Can introduced species play a role in restoration? Hugh Wilson of Hinewai Reserve, Banks Peninsula is a well known advocate for gorse as a nursery plant for protecting regenerating seedlings.
However, deliberately planting potentially invasive exotic species to improve soil condition and then leaving these to act as shelter is a less common approach and requires some courage.
On a recent visit to Golden Bay I stayed near the Milnthorpe Park Reserve, which is on the main route to Collingwood. At Milnthorpe, an experiment now 40 years in the making, shows this approach to be a solution.
Attempts by Land and Survey to replant the degraded coastal land in natives in 1974 failed. Later Australian species such as eucalyptus and acacia were planted with the idea of enriching the soil and providing a canopy.
This proved a successful approach – a rich humus layer and a canopy soon enabled the planting of tens of thousands of natives. The canopy also assisted the shading out of two pest weeds – gorse and Hakea.
The local community have done much of the hard work: trapping pests, planting and for the visitor making many kilometers of walking track opening the reserve up to be explored. Their work has paid off – the bush is alive with bird song.
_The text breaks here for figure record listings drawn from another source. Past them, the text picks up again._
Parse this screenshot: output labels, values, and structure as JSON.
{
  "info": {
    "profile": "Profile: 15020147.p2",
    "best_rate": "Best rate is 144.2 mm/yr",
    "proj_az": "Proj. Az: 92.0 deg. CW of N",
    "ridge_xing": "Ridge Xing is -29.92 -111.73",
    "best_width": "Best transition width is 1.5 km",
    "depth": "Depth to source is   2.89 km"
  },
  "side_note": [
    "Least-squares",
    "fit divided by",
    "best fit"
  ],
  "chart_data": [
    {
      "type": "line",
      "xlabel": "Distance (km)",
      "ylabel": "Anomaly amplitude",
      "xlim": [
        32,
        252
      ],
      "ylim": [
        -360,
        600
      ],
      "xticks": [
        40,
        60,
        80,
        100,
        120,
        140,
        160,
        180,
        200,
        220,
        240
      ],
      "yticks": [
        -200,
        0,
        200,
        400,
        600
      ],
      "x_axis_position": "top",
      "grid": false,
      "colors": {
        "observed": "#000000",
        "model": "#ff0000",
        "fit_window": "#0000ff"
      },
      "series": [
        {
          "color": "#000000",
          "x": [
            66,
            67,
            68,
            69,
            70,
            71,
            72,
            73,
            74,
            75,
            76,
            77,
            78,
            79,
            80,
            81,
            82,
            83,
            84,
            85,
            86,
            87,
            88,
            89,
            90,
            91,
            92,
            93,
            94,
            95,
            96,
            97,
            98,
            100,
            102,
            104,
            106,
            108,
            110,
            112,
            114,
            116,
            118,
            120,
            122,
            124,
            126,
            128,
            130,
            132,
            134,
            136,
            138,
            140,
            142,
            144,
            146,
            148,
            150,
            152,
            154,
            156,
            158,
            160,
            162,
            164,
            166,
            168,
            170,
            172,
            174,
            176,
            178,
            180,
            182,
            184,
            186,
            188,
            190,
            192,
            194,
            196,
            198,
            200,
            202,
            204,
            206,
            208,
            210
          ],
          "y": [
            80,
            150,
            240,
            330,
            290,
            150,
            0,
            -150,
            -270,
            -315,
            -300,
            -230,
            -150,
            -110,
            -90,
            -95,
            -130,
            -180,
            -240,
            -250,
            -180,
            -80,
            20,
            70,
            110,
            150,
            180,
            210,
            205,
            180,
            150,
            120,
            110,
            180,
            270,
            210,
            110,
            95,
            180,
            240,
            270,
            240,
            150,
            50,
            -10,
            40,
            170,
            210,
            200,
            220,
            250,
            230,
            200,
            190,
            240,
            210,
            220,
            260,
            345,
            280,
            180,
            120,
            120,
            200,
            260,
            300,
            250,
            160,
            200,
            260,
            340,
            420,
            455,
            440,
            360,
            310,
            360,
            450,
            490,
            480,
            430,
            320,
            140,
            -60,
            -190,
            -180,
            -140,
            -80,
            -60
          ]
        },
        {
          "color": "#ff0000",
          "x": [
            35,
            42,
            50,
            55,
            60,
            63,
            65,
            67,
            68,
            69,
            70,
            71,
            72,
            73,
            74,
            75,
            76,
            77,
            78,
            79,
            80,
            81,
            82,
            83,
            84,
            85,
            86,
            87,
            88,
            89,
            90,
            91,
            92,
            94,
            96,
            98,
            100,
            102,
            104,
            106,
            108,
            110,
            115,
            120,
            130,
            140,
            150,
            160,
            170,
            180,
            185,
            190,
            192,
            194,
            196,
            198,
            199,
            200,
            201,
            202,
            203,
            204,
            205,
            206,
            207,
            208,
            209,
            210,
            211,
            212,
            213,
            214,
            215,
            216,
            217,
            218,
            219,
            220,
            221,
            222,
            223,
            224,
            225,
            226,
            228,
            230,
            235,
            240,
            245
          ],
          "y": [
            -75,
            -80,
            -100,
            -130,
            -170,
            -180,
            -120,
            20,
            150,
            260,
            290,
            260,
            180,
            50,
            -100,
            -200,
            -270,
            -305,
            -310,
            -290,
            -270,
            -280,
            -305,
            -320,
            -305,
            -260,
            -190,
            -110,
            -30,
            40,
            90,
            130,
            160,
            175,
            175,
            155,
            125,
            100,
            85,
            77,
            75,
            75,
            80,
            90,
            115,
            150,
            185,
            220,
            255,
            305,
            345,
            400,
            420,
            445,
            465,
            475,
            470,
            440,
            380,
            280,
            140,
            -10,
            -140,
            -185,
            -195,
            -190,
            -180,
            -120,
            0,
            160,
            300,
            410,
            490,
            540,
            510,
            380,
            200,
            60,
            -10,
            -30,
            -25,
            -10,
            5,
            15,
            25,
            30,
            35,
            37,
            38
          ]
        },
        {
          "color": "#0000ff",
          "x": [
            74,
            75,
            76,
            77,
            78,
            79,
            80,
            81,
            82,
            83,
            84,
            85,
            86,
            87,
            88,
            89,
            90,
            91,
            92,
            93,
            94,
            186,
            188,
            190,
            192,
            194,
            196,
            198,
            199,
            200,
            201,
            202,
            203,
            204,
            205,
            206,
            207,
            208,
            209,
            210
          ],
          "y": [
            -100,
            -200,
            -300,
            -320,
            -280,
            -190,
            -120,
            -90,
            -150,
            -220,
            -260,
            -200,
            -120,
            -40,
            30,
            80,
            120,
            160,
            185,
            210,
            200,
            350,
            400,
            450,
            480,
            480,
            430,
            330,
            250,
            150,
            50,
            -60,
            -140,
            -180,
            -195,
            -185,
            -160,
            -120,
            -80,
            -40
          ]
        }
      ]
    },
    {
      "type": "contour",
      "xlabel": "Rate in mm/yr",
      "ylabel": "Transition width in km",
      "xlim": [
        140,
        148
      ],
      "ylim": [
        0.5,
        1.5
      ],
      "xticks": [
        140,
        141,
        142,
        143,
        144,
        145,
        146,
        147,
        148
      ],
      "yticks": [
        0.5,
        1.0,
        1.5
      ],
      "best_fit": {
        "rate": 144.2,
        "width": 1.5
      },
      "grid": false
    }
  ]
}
I loved the fun routes that have been created meandering past swamps and lagoons down to the beach where you can look across sand flats to the Kahurangi National Park mountain ranges to the west and Abel Tasman National Park in the east.
If you are exploring Golden Bay and this stunning part of the top of the South Island of New Zealand do pause en route to walk in the reserve.
It is a wonderful example of the use of exotics in restoration – one that gave me pause of thought and admiration that this group took the patient and long road to success.
Visit their Website
Is Golden Bay well prepared for Bushfire?
NO ! We sitting on a sleeping time bomb for a Bushfire . . . Milnthorpe Forest park! Last year Milnthorpe Park was closed for visitors because of the fire risk. But the main risk is the eucalyptus tree it self, the Highway and thunderstorm with lightening . . . .
Sustainable thinking planning & working should be taking 7 generation in to there consideration before action taking place. ! ! !
According to this the Milnthorpe forest is a silent time bomb able to set the hole Kahurangi on fire and eventually destroying the local Native. 7 generation is more then 200 years. . . ! In such a long period of time it is very likely that such a fire will taking place. . . & then ??? the Eucalyptus will love the fire & will grow even stronger after each bushfire . . . the consequences . . . Eucalyptus forest taking over the hole lot. . . Native will die ! ! !
Milnthorpe is a classical example what happen if we taking the quick solution. . . 35 years a go the man wanted quick result & applause for his effort ! But his work is unfinished until the Eucalyptus trees are taken out! Please old Master let others finish your work ! you have started with good intention, so Milnthorpe Forest can be transformed in to real sustainable Native NZ subtropical wetland forest. THANKS black bear your Milnthorpe neighbor.
It’s a funny thing, but most bushfires in NZ are caused by people, not by lightning. And people will pay no attention to the species, but light anything that’s handy (accidentally or otherwise).
Milnthorpe is a lovely park and the native trees planted there are now thriving. Without the exotics, they wouldn’t be.